I’d hoped to see you at your best, your peak in the air,

and grasp the entirety of your power, grace, and endless layers.

But today is not that day, and our journey comes to an end.

I’ll be back again my friend, and we’ll do it all again.


I put on my banana swimsuit and damn do I feel free

because on the lake we don’t have to wear Dress B.

Aligning my nametag and shining my shoes doesn’t cross my mind

because on the lake we leave all those worries behind.

Why? Because I’m on permit.

Permit has no such thing as “daily uniform regulations,”

so Cal, Jake, and I rock our matching trunks, repping banana nation.

On permit, we don’t wear Dress A or B we wear Dress C

where C stands for “care I do not let me be me.”

Permit is a haven where I’m not a military cadet but a regular teen

who wears banana trunks with his best friends on Lake Maxinkuckee.

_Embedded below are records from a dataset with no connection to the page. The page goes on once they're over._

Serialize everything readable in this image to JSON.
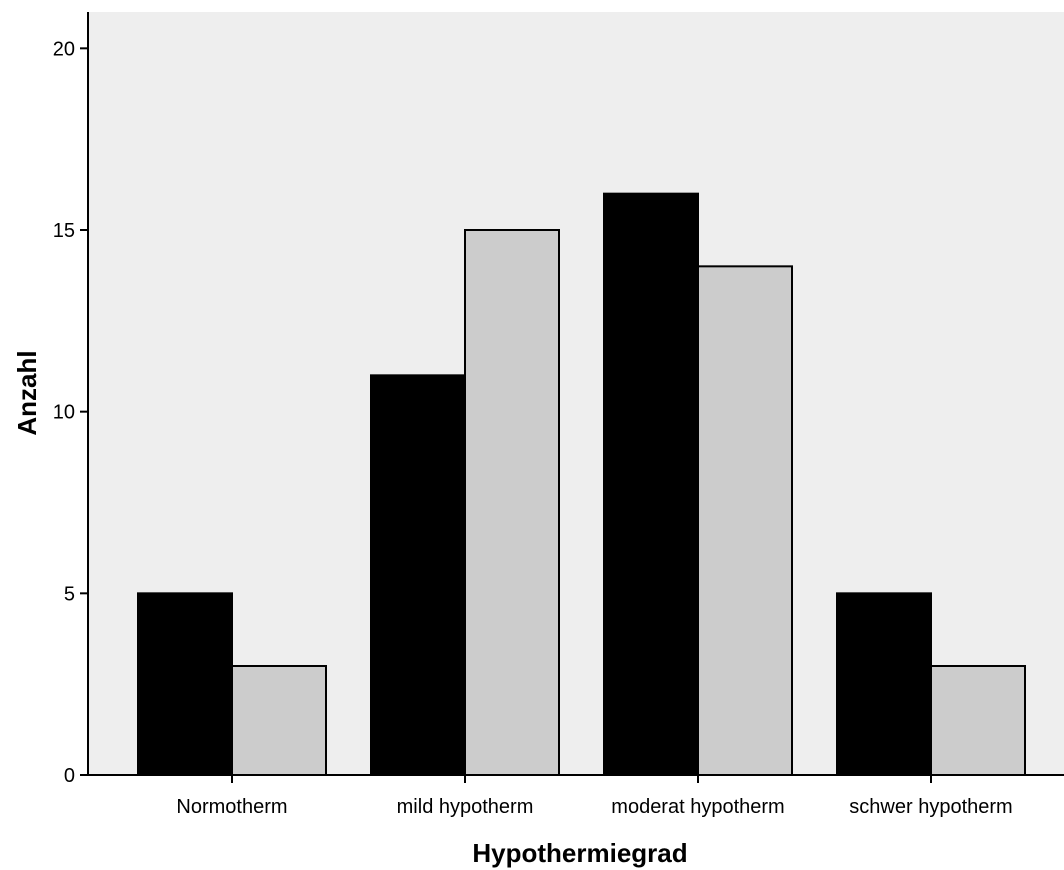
{
  "chart_data": {
    "type": "bar",
    "title": "",
    "xlabel": "Hypothermiegrad",
    "ylabel": "Anzahl",
    "categories": [
      "Normotherm",
      "mild hypotherm",
      "moderat hypotherm",
      "schwer hypotherm"
    ],
    "series": [
      {
        "values": [
          5,
          11,
          16,
          5
        ],
        "color": "#000000"
      },
      {
        "values": [
          3,
          15,
          14,
          3
        ],
        "color": "#cccccc"
      }
    ],
    "ylim": [
      0,
      21
    ],
    "yticks": [
      0,
      5,
      10,
      15,
      20
    ],
    "ytick_labels": [
      "0",
      "5",
      "10",
      "15",
      "20"
    ],
    "grid": false,
    "legend": "none",
    "plot_background": "#eeeeee",
    "bar_outline": "#000000"
  }
}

Yet I know by 8 o’clock we have to return to campus,

putting back on those uniforms, ending our hiatus.

And yes, it’s true that I have graduated,

and from Dress B and these rules been liberated.

But nowadays my banana trunks don’t feel the same,

they’re no longer freeing, regal, or boosting my mad game.

They no longer express my own individuality

but instead represent a poor sense of fashionability.

They’re not worn next to my best friends but instead in isolation,

merely portraying an exaggerated Mariokart fascination.

I miss my liberty trunks, the ones of brotherhood and solidarity.

I guess for the best things in life, you have to deal with crap like Dress B.

The only thing left for me to do now is, per Rishi’s command, to “memorize it.”